Weil er in der Wohnung seiner Eltern das Schwarzpulver von 50 Chinaböllern gehortet haben soll, um damit einen islamistischen Terroranschlag zu begehen, hat das Oberlandesgericht Frankfurt einen 20-jährigen Iraker zu zwei Jahren Jugendhaft verurteilt. Das Gericht sprach Deday A. unter anderem wegen Vorbereitung einer schweren staatsgefährdenden Gewalttat und des Werbens für eine ausländische terroristische Vereinigung schuldig. Die Strafe wurde zur Bewährung ausgesetzt. Das Urteil ist noch nicht rechtskräftig, sowohl Staatsanwaltschaft als auch der Angeklagte können noch Revision beim Bundesgerichtshof einlegen.

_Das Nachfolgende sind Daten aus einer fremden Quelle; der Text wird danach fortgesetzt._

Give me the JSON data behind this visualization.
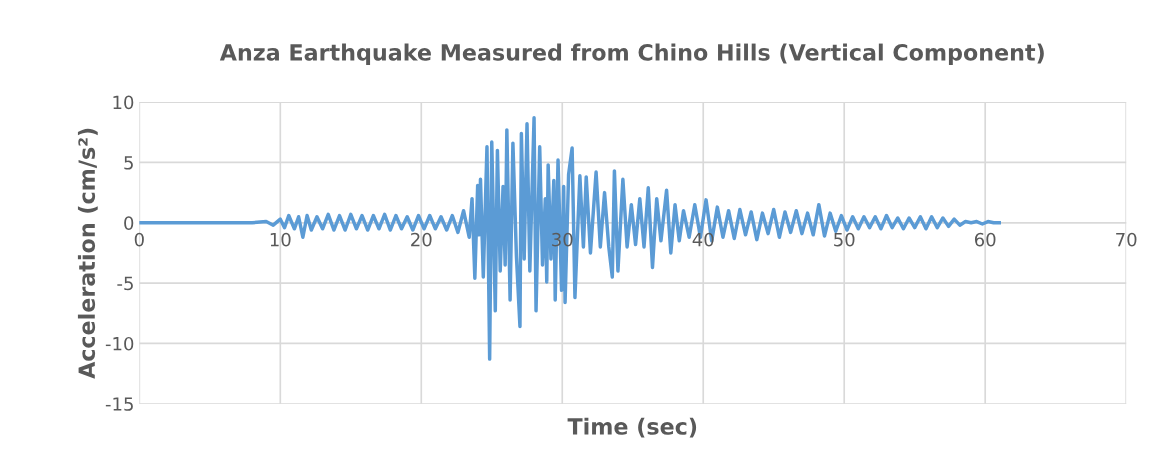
{
  "chart_data": {
    "type": "line",
    "title": "Anza Earthquake Measured from Chino Hills (Vertical Component)",
    "xlabel": "Time (sec)",
    "ylabel": "Acceleration (cm/s²)",
    "xlim": [
      0,
      70
    ],
    "xticks": [
      0,
      10,
      20,
      30,
      40,
      50,
      60,
      70
    ],
    "ylim": [
      -15,
      10
    ],
    "yticks": [
      -15,
      -10,
      -5,
      0,
      5,
      10
    ],
    "grid": true,
    "legend": false,
    "marker": "none",
    "line_style": "solid",
    "series": [
      {
        "color": "#5b9bd5",
        "x": [
          0,
          2,
          4,
          6,
          8,
          9,
          9.5,
          10,
          10.3,
          10.6,
          11,
          11.3,
          11.6,
          11.9,
          12.2,
          12.6,
          13,
          13.4,
          13.8,
          14.2,
          14.6,
          15,
          15.4,
          15.8,
          16.2,
          16.6,
          17,
          17.4,
          17.8,
          18.2,
          18.6,
          19,
          19.4,
          19.8,
          20.2,
          20.6,
          21,
          21.4,
          21.8,
          22.2,
          22.6,
          23,
          23.4,
          23.6,
          23.8,
          24.0,
          24.1,
          24.2,
          24.4,
          24.66,
          24.85,
          25.0,
          25.25,
          25.4,
          25.6,
          25.8,
          25.95,
          26.07,
          26.3,
          26.5,
          26.75,
          27.0,
          27.1,
          27.3,
          27.5,
          27.7,
          28.0,
          28.14,
          28.4,
          28.6,
          28.8,
          28.9,
          29.0,
          29.2,
          29.4,
          29.5,
          29.7,
          29.95,
          30.1,
          30.2,
          30.45,
          30.7,
          30.9,
          31.25,
          31.5,
          31.7,
          32.0,
          32.4,
          32.7,
          33.0,
          33.3,
          33.55,
          33.7,
          33.95,
          34.3,
          34.6,
          34.9,
          35.2,
          35.5,
          35.8,
          36.1,
          36.4,
          36.7,
          37.0,
          37.4,
          37.7,
          38.0,
          38.3,
          38.6,
          39.0,
          39.4,
          39.8,
          40.2,
          40.6,
          41,
          41.4,
          41.8,
          42.2,
          42.6,
          43,
          43.4,
          43.8,
          44.2,
          44.6,
          45,
          45.4,
          45.8,
          46.2,
          46.6,
          47,
          47.4,
          47.8,
          48.2,
          48.6,
          49,
          49.4,
          49.8,
          50.2,
          50.6,
          51,
          51.4,
          51.8,
          52.2,
          52.6,
          53,
          53.4,
          53.8,
          54.2,
          54.6,
          55,
          55.4,
          55.8,
          56.2,
          56.6,
          57,
          57.4,
          57.8,
          58.2,
          58.6,
          59,
          59.4,
          59.8,
          60.2,
          60.6,
          61
        ],
        "values": [
          0,
          0,
          0,
          0,
          0,
          0.1,
          -0.2,
          0.3,
          -0.4,
          0.6,
          -0.5,
          0.5,
          -1.2,
          0.6,
          -0.6,
          0.5,
          -0.5,
          0.7,
          -0.6,
          0.6,
          -0.6,
          0.7,
          -0.5,
          0.6,
          -0.6,
          0.6,
          -0.5,
          0.7,
          -0.6,
          0.6,
          -0.5,
          0.5,
          -0.6,
          0.6,
          -0.5,
          0.6,
          -0.5,
          0.5,
          -0.6,
          0.6,
          -0.8,
          1.0,
          -1.2,
          2.0,
          -4.6,
          3.1,
          -1.0,
          3.6,
          -4.5,
          6.3,
          -11.3,
          6.7,
          -7.3,
          6.0,
          -4.0,
          3.0,
          -3.5,
          7.7,
          -6.4,
          6.6,
          -2.8,
          -8.6,
          7.4,
          -3.0,
          8.2,
          -4.0,
          8.7,
          -7.3,
          6.3,
          -3.5,
          2.0,
          -4.9,
          4.8,
          -3.0,
          3.5,
          -6.4,
          5.2,
          -5.6,
          3.0,
          -6.6,
          4.0,
          6.2,
          -6.2,
          3.9,
          -2.0,
          3.8,
          -2.5,
          4.2,
          -2.0,
          2.5,
          -2.0,
          -4.5,
          4.3,
          -4.0,
          3.6,
          -2.0,
          1.5,
          -1.8,
          2.0,
          -2.0,
          2.9,
          -3.7,
          2.0,
          -1.5,
          2.7,
          -2.5,
          1.5,
          -1.5,
          1.0,
          -1.2,
          1.5,
          -1.2,
          1.9,
          -1.5,
          1.3,
          -1.2,
          1.0,
          -1.3,
          1.1,
          -1.0,
          0.9,
          -1.4,
          0.8,
          -0.9,
          1.1,
          -1.2,
          0.9,
          -0.8,
          1.0,
          -0.9,
          0.8,
          -1.0,
          1.5,
          -1.1,
          0.8,
          -0.7,
          0.6,
          -0.6,
          0.5,
          -0.5,
          0.5,
          -0.4,
          0.5,
          -0.5,
          0.6,
          -0.4,
          0.4,
          -0.5,
          0.4,
          -0.4,
          0.5,
          -0.5,
          0.5,
          -0.4,
          0.4,
          -0.3,
          0.3,
          -0.2,
          0.1,
          0,
          0.1,
          -0.1,
          0.1,
          0,
          0
        ]
      }
    ]
  }
}
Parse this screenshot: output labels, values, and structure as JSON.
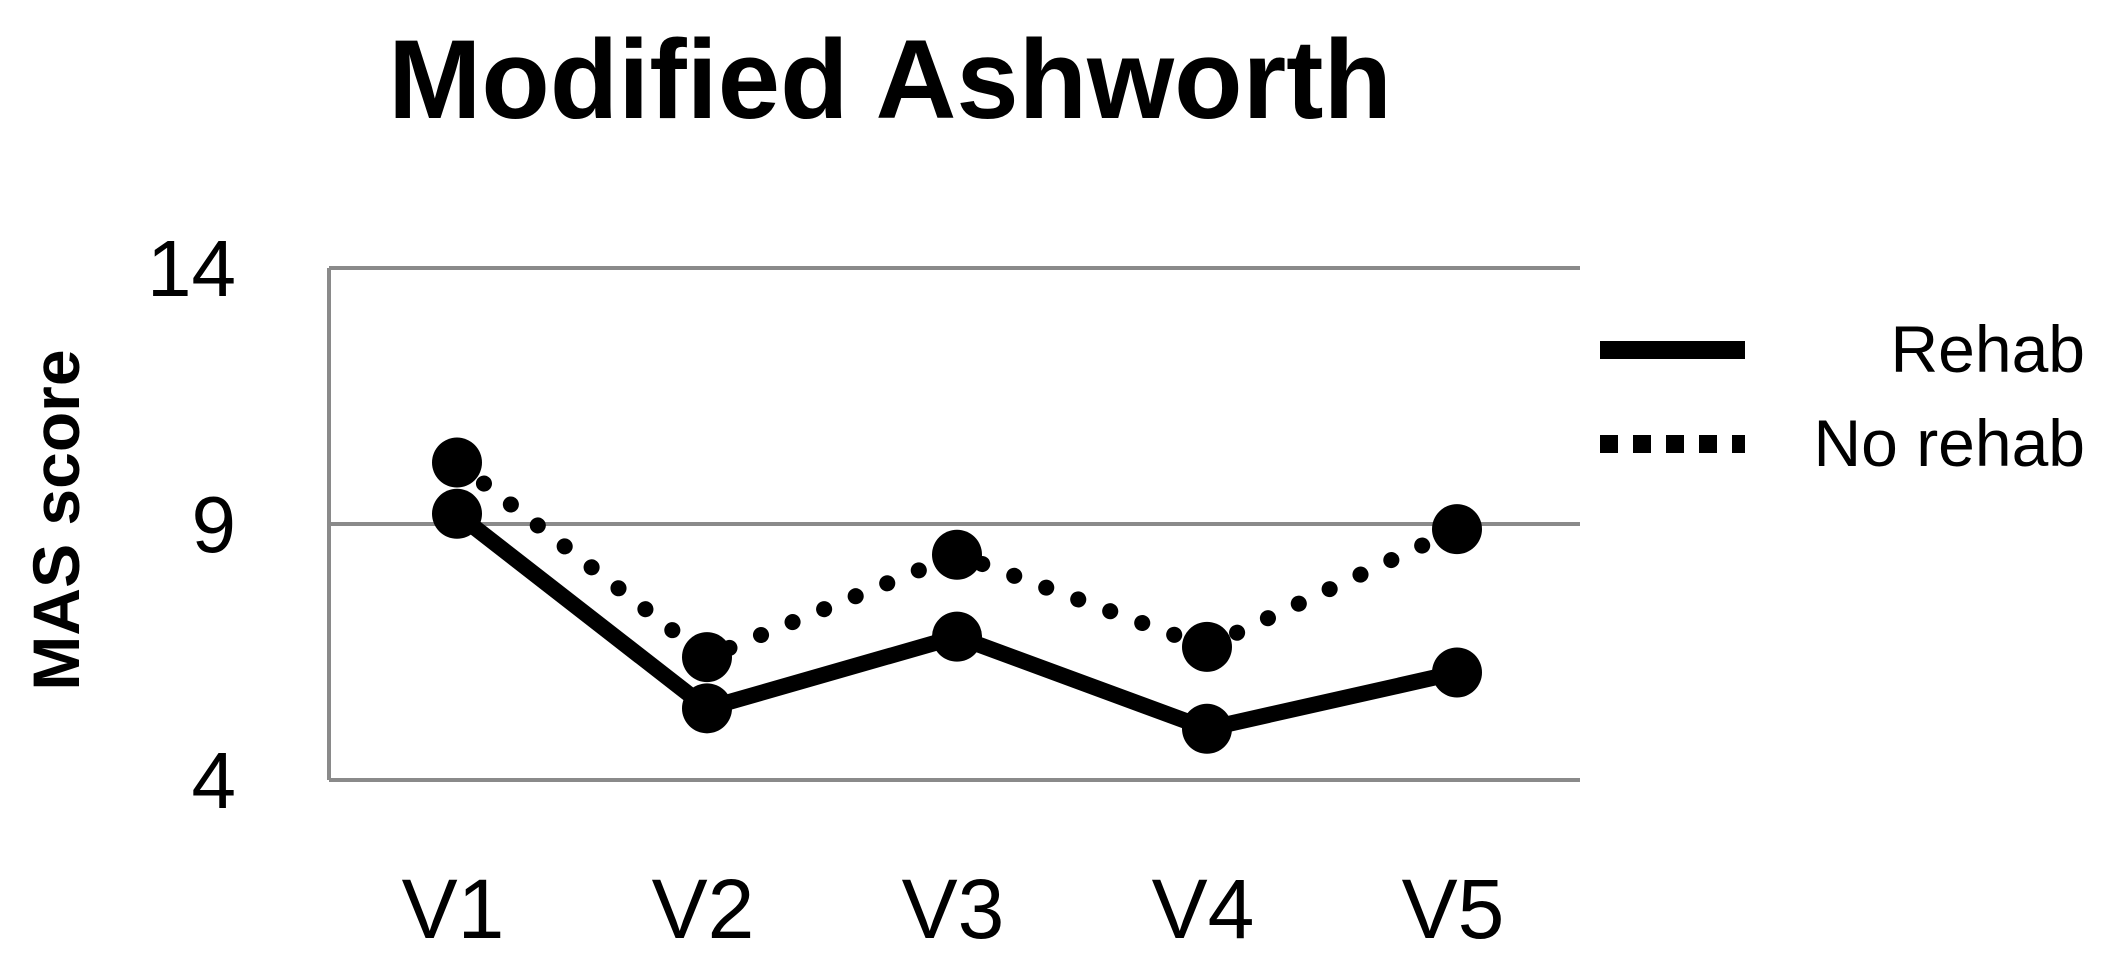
{
  "chart_data": {
    "type": "line",
    "title": "Modified Ashworth",
    "xlabel": "",
    "ylabel": "MAS score",
    "categories": [
      "V1",
      "V2",
      "V3",
      "V4",
      "V5"
    ],
    "ylim": [
      4,
      14
    ],
    "yticks": [
      "4",
      "9",
      "14"
    ],
    "grid": true,
    "legend_position": "right",
    "series": [
      {
        "name": "Rehab",
        "style": "solid",
        "color": "#000000",
        "values": [
          9.2,
          5.4,
          6.8,
          5.0,
          6.1
        ]
      },
      {
        "name": "No rehab",
        "style": "dotted",
        "color": "#000000",
        "values": [
          10.2,
          6.4,
          8.4,
          6.6,
          8.9
        ]
      }
    ]
  }
}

Nach Überzeugung der Richter sympathisierte A. mit der islamistischen Terrormiliz „Islamischer Staat“ (IS) und beschaffte sich spätestens seit Dezember 2017 Chinaböller, um daraus einen Sprengsatz zu bauen. Er sei „fest entschlossen“ gewesen, einen Anschlag zu begehen, um möglichst viele Nicht-Muslime zu töten. Zudem forderte er laut Urteil im Dezember 2017 und Januar 2018 eine Person via Facebook auf, sich dem IS anzuschließen. Im Februar 2018 schickt er zudem einem Chatpartner über den Messenger-Dienst „Telegram“ ein Propaganda-Video des IS, in dem gezeigt wird, wie man sich selbst eine Schusswaffe bauen kann.

Deday A. hatte mit seinen Eltern im nordhessischen Eschwege gewohnt und saß seit Februar vergangenen Jahres in Untersuchungshaft. Durch das Urteil wird der Haftbefehl aufgehoben und A. kommt frei.

Die Ermittler waren Deday A. mit Hilfe der umstrittenen Analyse-Software „Hessendata“ von der US-Firma Palantir auf die Schliche gekommen. Der Staatsschutz war erstmals auf den jungen Mann aufmerksam geworden, weil er im Internet gepostet hatte, er wolle den US-Präsidenten töten. Nach und nach stellte sich dann heraus, dass A. offenbar einen gefährlichen Anschlag plante.